Juru bicara Kementerian Luar Negeri Indonesia mengatakan bahwa setiap komunikasi diplomatik antar negara bersifat rahasia. Sehingga isinya tidak dapat dibagikan ke hadapan publik.
Menurut Indonesia – negara terbesar di kawasan Asia Tenggara, ujung Laut Cina Selatan merupakan zona ekonomi ekslusifnya (ZEE) di bawah konvensi PBB mengenai Hukum Laut dan menamakan wilayah tersebut sebagai Laut Natuna Utara tahun 2017.
Namun, Beijing menolak klaim tersebut.
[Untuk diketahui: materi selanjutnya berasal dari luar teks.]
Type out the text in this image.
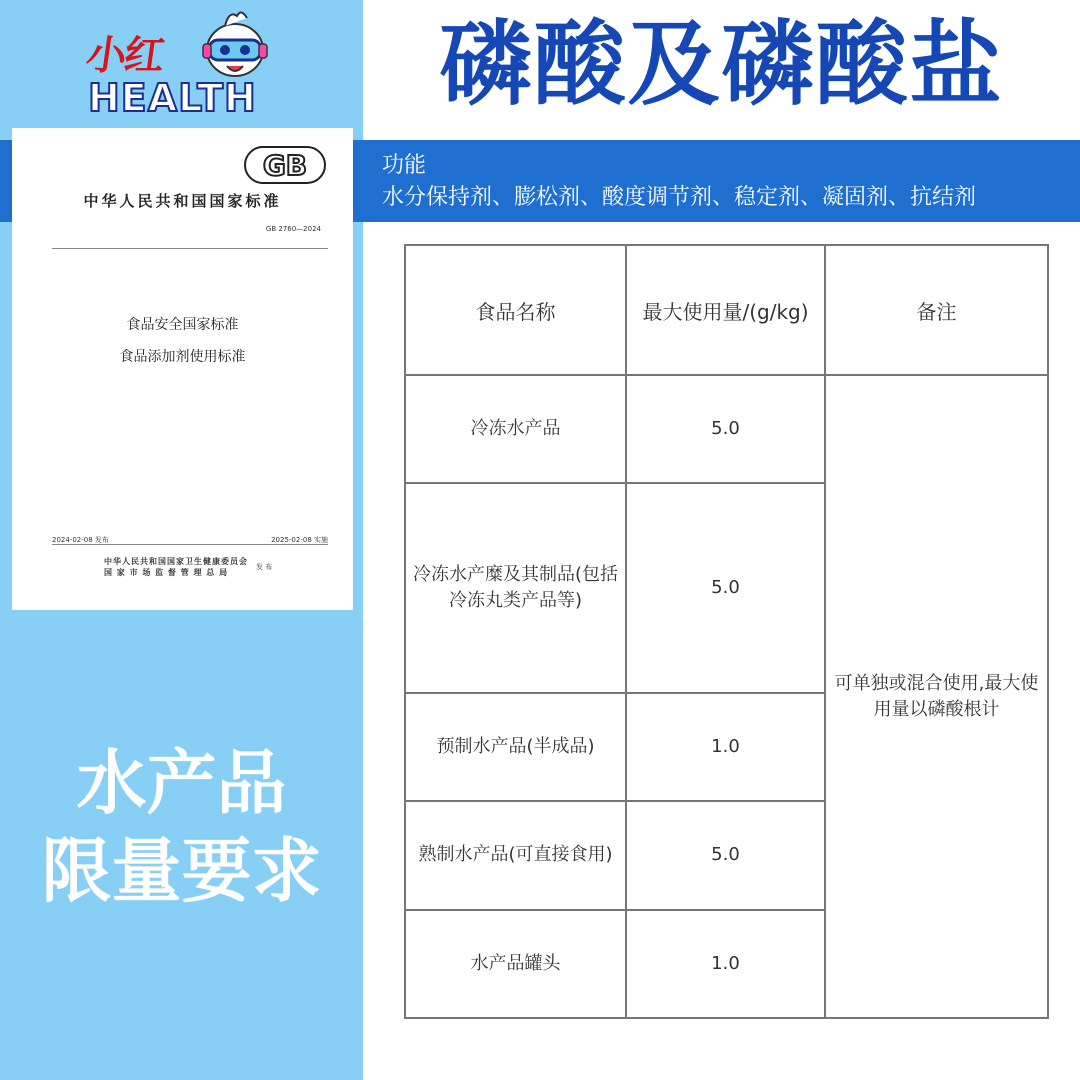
小红
HEALTH
GB
中华人民共和国国家标准
GB 2760—2024
食品安全国家标准
食品添加剂使用标准
2024-02-08 发布	2025-02-08 实施
中华人民共和国国家卫生健康委员会
国 家 市 场 监 督 管 理 总 局
发 布
水产品
限量要求
磷酸及磷酸盐
功能
水分保持剂、膨松剂、酸度调节剂、稳定剂、凝固剂、抗结剂
食品名称	最大使用量/(g/kg)	备注
冷冻水产品	5.0	可单独或混合使用,最大使用量以磷酸根计
冷冻水产糜及其制品(包括冷冻丸类产品等)	5.0	
预制水产品(半成品)	1.0	
熟制水产品(可直接食用)	5.0	
水产品罐头	1.0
Negeri Tirai Bambu bersikeras bahwa jalur air itu berada dalam klaim teritorialnya yang luar di Laut Cina Selatan yang ditandai dengan “sembilan garis putus-putus” berbentuk U – sebuah batas yang ditemukan tidak memiliki dasar hukum oleh Pengadilan Arbitrase Permanen di Den Haag tahun 2016.
“(Surat itu) sedikit mengancam karena itu adalah upaya pertama diplomat Cina untuk mendorong agenda sembilan garis putus-putus mereka terhadap hak-hak kami di bawah Hukum Laut,” sambung Farhan.
Sebagaimana diketahu, Cina merupakan mitra dagang terbesar Indonesia dan sumber investasi terbesar kedua, menjadikannya bagian penting dari ambisi Indonesia untuk menjadi ekonomi papan atas.
Farhan mengatakan bahwa Cina, dalam surat terpisah, juga memprotes latihan militer Garuda Shield yang telah berlansung sejak 2009. Ini merupakan latihan perang TNI AD dan tentara Amerika Serikat terbesar sepanjang sejarah, di mana terdapat 2,161 prajurit TNI AD dan 1,547 tentara AS yang berpartisipasi dalam latihan militer ini.
“Dalam surat resmi mereka, pemerintah Cina mengungkapkan keprihatinan mereka mengenai stabilitas keamanan di daerah itu,” ucapnya.